You asked about glass or plastic for windows. I've seen both and worse. One of the bigger brands (can't recall which one) has a "cab version" for their smaller (<=25hp) tractors that is nothing more than a tarp with flimsy plastic for windows - think old jeep or convertible back window. Others have a toughened acrylic (Lexan type) that will get all scratched up and of course those with tempered glass.

If you don't mind your tractor getting messed up, or losing "stuff" while you are working (which to this date I've not found any of my missing stuff) then the AC, lack of dust, grass clippings, etc. etc. that come with a cab is wonderful.

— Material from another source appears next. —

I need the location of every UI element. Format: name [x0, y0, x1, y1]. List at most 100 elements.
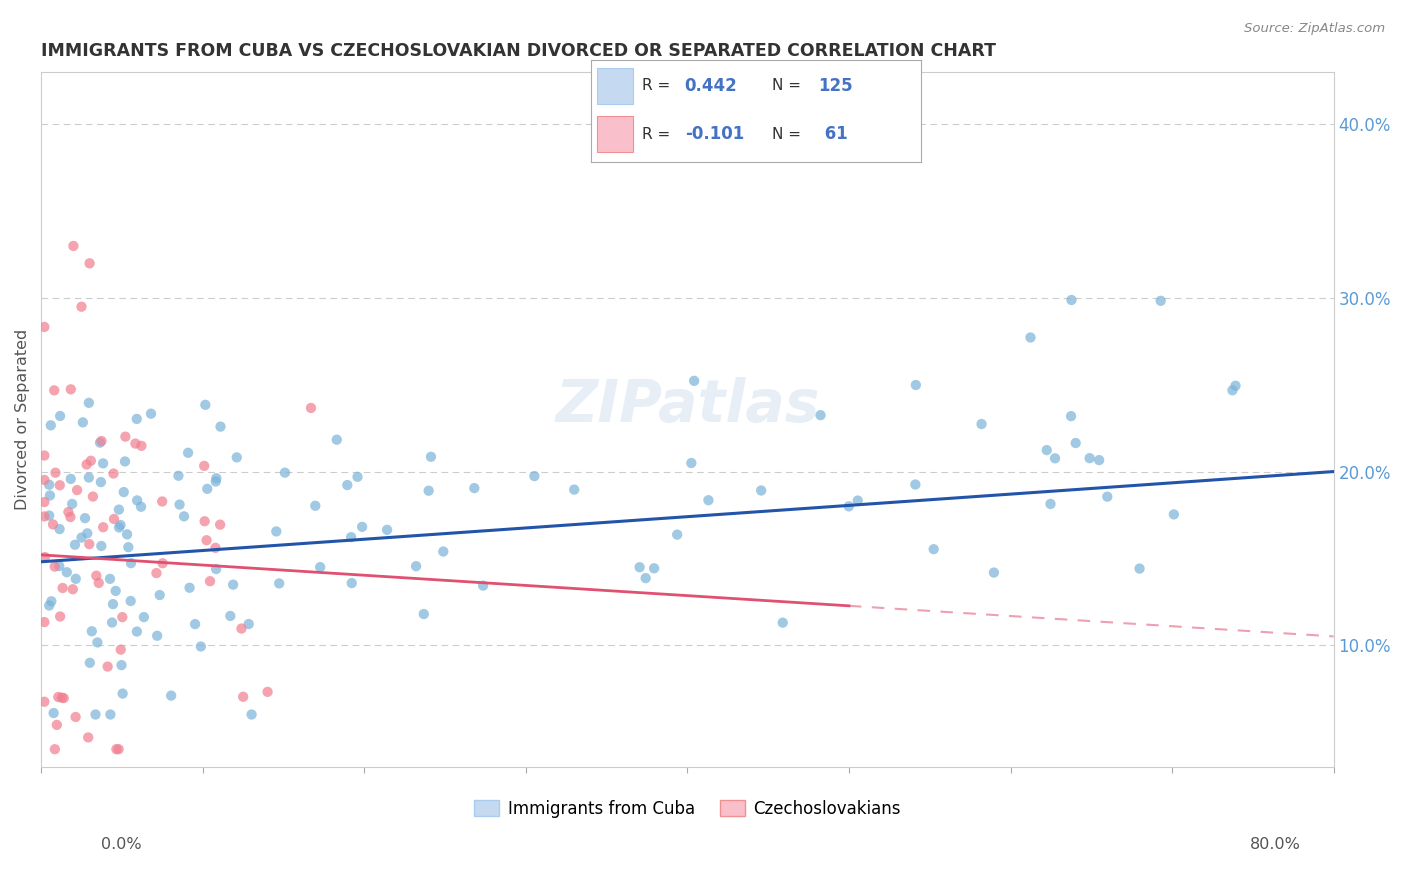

Just my two cents, let us know what you decide!
 
   / Cab or no cab? #160  
What I ALWAYS tell people is shop the dealer, as much as the brand. Talk to people who own the different brands and patronize different dealers.
Buy enough tractor. I think 25 HP might be a bit light for your application and size of property; mass is almost always your friend--except on soft turf...
A truer statement has never been made. This is the one piece of advice I really wish I had considered more when buying a tractor. To some extent, you are married to your selling dealer, especially if you don't do the maintenance and repairs yourself. Finding out you bought a tractor from a dealership with good salesmen, but awful service and parts departments, is a terrible feeling. You might like the sales rep, but once you take delivery, they take a backseat.

The other piece of advice you keep hearing about not undersizing your tractor is almost as important. You can underwork a larger tractor without consequences, but overworking a smaller tractor will cost you dearly.

If you go with a cab and hydrostatic transmission, 25hp is too low. Especially if you have hills.